Linda and Paul McConnell with Ursuline Academy Lower School students after announcing a $1.75 million donation to the school. (Ursuline Academy Facebook)

Linda and Paul McConnell with Ursuline Academy Lower School students after announcing a $1.75 million donation to the school. (Ursuline Academy Facebook)

A Wilmington couple was surprised by thunderous cheers when dozens of Ursuline Academy Lower School students gathered to thank the couple for a $1.75 million donation.

Paul and Linda McConnell’s gift will be split.

The first $1.25 million will be used to create the Paul and Linda McConnell Young Scholars program, which will provide tuition assistance to low-income families in the Lower School.

The other $500,000 will expand the school’s Innovation Program into the Lower School. 

That program began in 2016 with the goal of helping young women evaluate societal problems and come up with practical solutions and inventions.

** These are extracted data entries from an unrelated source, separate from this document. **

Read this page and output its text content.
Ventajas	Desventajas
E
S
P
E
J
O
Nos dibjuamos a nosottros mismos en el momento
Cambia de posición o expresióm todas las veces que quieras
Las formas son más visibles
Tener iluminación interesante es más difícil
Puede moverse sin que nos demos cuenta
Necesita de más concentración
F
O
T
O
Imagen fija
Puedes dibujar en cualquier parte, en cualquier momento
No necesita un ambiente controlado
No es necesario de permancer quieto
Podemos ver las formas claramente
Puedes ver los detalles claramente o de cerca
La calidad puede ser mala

It can include such things as creating equipment to help handicapped people get into wheelchairs easier.

“As long-standing members of the Ursuline family, we have seen what an impact the school has had on the lives of its students and the greater community,” said Paul McConnell. 

He said he’s confident the academy’s administration will turn their gift into endless opportunities for children to grow, learn, and thrive as Ursuline students. 

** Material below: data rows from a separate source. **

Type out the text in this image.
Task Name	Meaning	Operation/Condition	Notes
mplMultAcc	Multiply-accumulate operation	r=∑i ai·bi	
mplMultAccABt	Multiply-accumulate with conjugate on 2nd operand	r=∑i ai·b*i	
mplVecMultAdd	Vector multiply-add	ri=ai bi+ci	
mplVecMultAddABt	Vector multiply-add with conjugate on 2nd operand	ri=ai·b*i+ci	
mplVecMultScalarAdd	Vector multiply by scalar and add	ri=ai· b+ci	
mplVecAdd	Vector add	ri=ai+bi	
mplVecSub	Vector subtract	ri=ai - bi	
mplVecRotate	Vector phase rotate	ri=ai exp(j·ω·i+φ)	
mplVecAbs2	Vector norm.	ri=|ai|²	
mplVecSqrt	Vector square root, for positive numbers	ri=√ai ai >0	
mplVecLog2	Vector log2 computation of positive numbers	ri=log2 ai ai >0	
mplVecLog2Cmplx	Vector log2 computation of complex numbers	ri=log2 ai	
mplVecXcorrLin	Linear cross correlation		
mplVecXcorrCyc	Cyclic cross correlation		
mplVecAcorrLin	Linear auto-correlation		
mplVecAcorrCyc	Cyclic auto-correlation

The couple visited the school Wednesday.

Ursuline is thrilled to receive the support, said President Trisha Medeiros. 

“The McConnells are just incredibly generous,” she said, “and this donation will benefit our entire school community.”

Ursuline Academy Lower School students applauding the McConnells for their donation. (Ursuline Academy Facebook)

Ursuline Academy Lower School students applauding the McConnells for their donation. (Ursuline Academy Facebook)

While the Lower School is open to boys and girls, the middle and upper schools are all girls.

Ursuline will call the Lower School’s innovation program Biz Kids.

It will give young students opportunities focused on entrepreneurial mindset development, business creation, financial literacy and responsibility, media and communications, and branding and graphic design, Medeiros said.

Already, $250,000 has been used to support seven Lower School students.

While the scholarship isn’t available for the middle and upper schools, it will cover virtually all tuition the seven families would have to pay as long as their child is in the Lower School.

The donation will help the academy build their IDEA (Innovation, Design-thinking, Entrepreneurship and Activity) Lab, which also is used by  students from Salesianum School, Ursuline’s brother school.

The McConnells’ involvement with and support of Ursuline dates back three decades to when their children attended the Lower School in the 1990s and 2000s.

“Paul himself is an entrepreneur and leader and has been really passionate about building those entrepreneurial skills in students,” Medeiros said. “In 2016, they helped establish an innovation program here in our upper school, and we’ve talked with them about the benefits of the program, and their wish was to start that at an even earlier age.”

The innovation program is part of the culture of Ursuline, whose motto is “to serve.” Students are excited and dedicated to helping out those in need in a loving way, Medeiros said.

Medeiros hopes this donation will bring more Wilmington children and families into the Ursuline community. 

She said Ursuline is now trying to build a relationship with St. Michael’s School and Nursery in downtown Wilmington. It is in the academy’s feeder pattern.

“Our hope is to provide access to the Ursuline education to many of our students in the Wilmington area and bring in new families from the city,” Medeiros said.

Medeiros noted that all-girls schools typically have a smaller endowment than their coed counterparts. 

Ursuline’s, however, has been growing substantially, she said, calling that a testament to the culture and community they’ve built in Wilmington since its doors opened more than 130 years ago.